At midpoint of the set, they began to lean more heavily towards the classic canon and the show gathered momentum. 

“Bullet the Blue Sky” revealed U2 at their rockist best and successfully channeled Cream and Band of Gypsys.  Adam Clayton and Larry Mullen churned out a thunderous groove that bored into the center of the earth while Edge’s searing sheets of feedback and noise soared over the top.  A kaleidoscopic mashup of Wall Street trading pits and American iconography served as the visual companion to Bono’s Morrisonesque declamations.  “America is an idea.
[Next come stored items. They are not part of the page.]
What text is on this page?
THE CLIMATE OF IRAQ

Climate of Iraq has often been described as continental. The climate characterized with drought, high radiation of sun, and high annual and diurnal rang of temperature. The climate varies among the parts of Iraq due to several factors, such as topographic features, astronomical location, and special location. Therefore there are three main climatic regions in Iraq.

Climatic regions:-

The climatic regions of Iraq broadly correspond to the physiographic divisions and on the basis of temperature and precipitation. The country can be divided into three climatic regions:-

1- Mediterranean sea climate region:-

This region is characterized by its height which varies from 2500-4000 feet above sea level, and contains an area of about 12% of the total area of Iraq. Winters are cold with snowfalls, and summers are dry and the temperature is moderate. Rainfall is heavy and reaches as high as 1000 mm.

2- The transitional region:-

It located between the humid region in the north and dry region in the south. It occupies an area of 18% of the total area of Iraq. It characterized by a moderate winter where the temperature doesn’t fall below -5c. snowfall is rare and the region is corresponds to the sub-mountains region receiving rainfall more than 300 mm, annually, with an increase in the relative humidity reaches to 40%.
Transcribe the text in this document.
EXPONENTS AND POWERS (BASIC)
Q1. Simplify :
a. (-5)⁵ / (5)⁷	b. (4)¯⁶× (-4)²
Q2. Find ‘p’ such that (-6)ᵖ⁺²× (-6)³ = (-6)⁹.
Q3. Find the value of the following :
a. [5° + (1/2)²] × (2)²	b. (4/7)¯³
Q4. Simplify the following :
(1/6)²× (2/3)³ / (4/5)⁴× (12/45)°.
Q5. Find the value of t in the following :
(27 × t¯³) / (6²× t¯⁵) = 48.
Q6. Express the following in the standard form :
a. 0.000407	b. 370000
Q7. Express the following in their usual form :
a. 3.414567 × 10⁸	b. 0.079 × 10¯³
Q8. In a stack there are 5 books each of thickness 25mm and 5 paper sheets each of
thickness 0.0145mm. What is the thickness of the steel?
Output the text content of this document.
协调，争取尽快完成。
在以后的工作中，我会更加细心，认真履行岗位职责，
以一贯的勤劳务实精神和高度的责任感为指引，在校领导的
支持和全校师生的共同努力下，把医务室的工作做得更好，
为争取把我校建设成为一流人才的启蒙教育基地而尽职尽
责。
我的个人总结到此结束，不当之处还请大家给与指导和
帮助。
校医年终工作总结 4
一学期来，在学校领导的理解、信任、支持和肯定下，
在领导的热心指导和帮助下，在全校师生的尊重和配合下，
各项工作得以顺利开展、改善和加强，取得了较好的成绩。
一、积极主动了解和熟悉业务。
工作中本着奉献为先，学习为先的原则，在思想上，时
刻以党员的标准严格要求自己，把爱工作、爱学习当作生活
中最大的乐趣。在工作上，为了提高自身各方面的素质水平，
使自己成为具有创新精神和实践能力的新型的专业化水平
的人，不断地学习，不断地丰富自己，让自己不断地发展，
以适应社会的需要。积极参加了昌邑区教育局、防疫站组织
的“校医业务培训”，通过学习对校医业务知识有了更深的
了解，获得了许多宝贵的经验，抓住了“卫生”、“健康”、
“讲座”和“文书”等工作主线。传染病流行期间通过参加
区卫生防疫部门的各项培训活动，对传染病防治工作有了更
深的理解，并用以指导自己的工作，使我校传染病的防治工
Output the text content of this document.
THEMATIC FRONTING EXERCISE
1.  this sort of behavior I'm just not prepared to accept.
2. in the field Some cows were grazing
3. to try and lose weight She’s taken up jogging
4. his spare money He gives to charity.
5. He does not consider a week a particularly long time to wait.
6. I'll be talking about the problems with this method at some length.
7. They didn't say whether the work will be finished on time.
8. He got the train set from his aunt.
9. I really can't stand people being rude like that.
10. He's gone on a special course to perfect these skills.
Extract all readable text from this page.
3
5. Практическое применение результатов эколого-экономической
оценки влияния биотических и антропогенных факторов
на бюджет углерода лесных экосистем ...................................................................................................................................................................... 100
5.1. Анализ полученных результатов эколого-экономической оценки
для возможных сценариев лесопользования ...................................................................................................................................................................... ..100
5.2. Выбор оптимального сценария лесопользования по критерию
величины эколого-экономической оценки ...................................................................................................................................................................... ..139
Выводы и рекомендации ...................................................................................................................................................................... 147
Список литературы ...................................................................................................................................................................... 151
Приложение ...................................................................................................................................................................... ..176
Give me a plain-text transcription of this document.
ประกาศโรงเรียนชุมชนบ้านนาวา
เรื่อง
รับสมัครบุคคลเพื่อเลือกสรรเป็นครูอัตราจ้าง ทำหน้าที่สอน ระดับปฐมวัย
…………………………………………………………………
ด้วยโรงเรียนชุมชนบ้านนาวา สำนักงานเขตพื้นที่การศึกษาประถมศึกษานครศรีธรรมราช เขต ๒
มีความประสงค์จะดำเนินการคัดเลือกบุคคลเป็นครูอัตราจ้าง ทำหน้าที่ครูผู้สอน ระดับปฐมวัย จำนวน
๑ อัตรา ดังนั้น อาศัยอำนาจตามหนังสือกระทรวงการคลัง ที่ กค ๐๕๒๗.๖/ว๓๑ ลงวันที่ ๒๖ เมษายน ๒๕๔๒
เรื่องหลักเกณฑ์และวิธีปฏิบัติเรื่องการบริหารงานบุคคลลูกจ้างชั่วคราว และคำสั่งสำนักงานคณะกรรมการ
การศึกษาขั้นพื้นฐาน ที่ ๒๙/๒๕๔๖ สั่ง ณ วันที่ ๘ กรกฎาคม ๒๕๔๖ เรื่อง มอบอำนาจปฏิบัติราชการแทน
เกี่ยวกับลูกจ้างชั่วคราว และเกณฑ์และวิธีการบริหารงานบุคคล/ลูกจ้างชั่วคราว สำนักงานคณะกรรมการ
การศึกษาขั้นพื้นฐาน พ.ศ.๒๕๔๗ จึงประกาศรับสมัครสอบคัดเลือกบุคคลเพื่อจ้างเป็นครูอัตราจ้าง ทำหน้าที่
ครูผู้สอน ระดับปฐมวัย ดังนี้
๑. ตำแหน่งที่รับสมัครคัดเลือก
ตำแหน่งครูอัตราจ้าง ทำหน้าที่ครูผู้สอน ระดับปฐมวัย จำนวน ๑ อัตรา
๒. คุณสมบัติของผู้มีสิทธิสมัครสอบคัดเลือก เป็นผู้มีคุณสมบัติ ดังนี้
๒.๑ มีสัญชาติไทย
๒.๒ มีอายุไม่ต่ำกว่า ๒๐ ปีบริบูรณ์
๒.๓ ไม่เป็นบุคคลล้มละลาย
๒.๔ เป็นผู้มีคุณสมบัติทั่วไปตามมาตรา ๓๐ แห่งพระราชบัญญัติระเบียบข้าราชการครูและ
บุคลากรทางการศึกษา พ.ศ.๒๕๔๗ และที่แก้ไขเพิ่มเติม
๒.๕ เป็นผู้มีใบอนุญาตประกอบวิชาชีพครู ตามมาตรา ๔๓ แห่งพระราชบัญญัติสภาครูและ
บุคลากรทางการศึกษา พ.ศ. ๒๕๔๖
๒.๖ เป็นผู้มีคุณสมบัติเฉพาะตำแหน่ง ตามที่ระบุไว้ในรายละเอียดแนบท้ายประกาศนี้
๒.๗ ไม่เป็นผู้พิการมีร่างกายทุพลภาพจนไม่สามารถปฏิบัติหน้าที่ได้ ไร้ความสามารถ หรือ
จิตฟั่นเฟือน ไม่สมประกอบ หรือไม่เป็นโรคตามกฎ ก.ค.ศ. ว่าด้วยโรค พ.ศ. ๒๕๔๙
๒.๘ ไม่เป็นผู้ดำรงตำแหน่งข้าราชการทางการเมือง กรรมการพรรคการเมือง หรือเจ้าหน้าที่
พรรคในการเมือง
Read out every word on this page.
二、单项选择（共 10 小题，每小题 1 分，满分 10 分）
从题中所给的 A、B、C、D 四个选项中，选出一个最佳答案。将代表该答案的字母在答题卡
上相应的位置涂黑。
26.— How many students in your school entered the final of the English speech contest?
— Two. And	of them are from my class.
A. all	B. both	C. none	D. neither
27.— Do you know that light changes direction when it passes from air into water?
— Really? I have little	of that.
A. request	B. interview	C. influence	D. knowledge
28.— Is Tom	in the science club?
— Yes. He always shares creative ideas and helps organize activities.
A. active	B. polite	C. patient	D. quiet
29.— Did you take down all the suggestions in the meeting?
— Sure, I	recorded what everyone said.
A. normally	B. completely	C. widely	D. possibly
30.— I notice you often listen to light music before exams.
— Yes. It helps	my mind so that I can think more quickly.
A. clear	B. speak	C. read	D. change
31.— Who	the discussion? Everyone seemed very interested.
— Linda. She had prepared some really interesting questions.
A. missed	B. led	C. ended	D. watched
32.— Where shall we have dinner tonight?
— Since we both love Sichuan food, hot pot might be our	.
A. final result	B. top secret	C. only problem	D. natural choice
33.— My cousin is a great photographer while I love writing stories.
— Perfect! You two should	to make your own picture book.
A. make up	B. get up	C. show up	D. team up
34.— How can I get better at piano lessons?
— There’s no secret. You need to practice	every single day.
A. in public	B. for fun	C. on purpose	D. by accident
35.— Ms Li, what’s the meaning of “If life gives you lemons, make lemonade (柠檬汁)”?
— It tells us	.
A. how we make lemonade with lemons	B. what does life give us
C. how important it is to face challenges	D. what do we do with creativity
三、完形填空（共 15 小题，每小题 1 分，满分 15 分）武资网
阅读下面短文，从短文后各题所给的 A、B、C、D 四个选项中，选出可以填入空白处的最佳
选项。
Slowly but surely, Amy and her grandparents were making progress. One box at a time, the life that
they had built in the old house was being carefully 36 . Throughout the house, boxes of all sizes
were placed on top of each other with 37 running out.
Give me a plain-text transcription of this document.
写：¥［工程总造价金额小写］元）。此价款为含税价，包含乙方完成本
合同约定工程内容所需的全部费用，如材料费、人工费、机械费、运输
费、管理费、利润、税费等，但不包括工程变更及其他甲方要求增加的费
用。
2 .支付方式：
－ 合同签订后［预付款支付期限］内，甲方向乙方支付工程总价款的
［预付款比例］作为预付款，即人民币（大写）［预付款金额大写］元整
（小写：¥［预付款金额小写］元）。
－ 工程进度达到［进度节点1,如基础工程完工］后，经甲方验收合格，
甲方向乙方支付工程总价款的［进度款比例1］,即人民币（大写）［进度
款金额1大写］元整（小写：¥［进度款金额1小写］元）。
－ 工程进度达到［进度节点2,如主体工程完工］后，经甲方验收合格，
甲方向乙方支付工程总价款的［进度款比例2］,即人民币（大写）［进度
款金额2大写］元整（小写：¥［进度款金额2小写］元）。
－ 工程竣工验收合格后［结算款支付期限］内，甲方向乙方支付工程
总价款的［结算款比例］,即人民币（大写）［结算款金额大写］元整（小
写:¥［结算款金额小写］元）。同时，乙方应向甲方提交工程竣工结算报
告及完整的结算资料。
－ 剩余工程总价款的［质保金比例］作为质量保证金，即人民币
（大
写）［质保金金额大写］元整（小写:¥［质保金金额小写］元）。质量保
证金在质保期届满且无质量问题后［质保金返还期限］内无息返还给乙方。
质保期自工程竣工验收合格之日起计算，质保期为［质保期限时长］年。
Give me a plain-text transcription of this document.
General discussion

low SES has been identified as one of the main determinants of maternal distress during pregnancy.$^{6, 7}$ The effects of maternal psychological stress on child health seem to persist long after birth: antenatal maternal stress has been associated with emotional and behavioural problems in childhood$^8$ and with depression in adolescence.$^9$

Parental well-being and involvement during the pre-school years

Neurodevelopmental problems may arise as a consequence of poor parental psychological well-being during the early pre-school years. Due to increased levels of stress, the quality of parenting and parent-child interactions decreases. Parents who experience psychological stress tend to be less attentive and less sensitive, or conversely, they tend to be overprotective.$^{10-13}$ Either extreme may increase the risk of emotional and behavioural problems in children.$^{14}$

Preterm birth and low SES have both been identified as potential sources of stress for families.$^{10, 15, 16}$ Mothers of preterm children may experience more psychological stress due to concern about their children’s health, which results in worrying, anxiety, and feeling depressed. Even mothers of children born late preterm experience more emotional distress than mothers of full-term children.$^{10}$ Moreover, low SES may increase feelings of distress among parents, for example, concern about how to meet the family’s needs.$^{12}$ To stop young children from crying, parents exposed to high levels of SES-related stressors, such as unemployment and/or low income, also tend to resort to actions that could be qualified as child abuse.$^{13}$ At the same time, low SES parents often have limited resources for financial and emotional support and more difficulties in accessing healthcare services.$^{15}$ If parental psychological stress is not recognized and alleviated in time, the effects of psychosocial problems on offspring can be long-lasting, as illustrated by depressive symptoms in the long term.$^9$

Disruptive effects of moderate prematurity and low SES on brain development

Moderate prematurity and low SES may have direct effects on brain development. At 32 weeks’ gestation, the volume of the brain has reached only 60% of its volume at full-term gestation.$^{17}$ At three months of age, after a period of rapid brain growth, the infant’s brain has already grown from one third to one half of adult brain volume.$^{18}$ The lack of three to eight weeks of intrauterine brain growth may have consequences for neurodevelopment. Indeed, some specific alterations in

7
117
I want to be part of that idea”. Nice work, guys. 

The highlight was without question their transcendent rendition of “Pride”.  “This song is for peacemakers,” declared Bono. He stepped back and allowed the congregation to carry the wordless vocal phrase; gently goading the crowd to ever increasing intensity culminating in full throated ecstasy with each chorus.  This is the kind of secular devotion that is often attempted but rarely matched. 

For their encore, they delivered a trio of gems; “Beautiful Day”, “Where the Streets Have No Name” and “I Still Haven’t Found What I’m Looking For”.  By the time the chiming chords of the latter began, the crowd was in the palm of their hands.  Once again, Bono didn’t even sing the first verse and simply allowed the song to be carried by the reverie of the crowd.

They exited the stage one by one until all that remained were the sounds of Edge and Bono. The show ended just as it began. Bono sneaked in a line of Patti Smith’s “People Have the Power”.

Message received, gentlemen.  Thank you for bringing it home.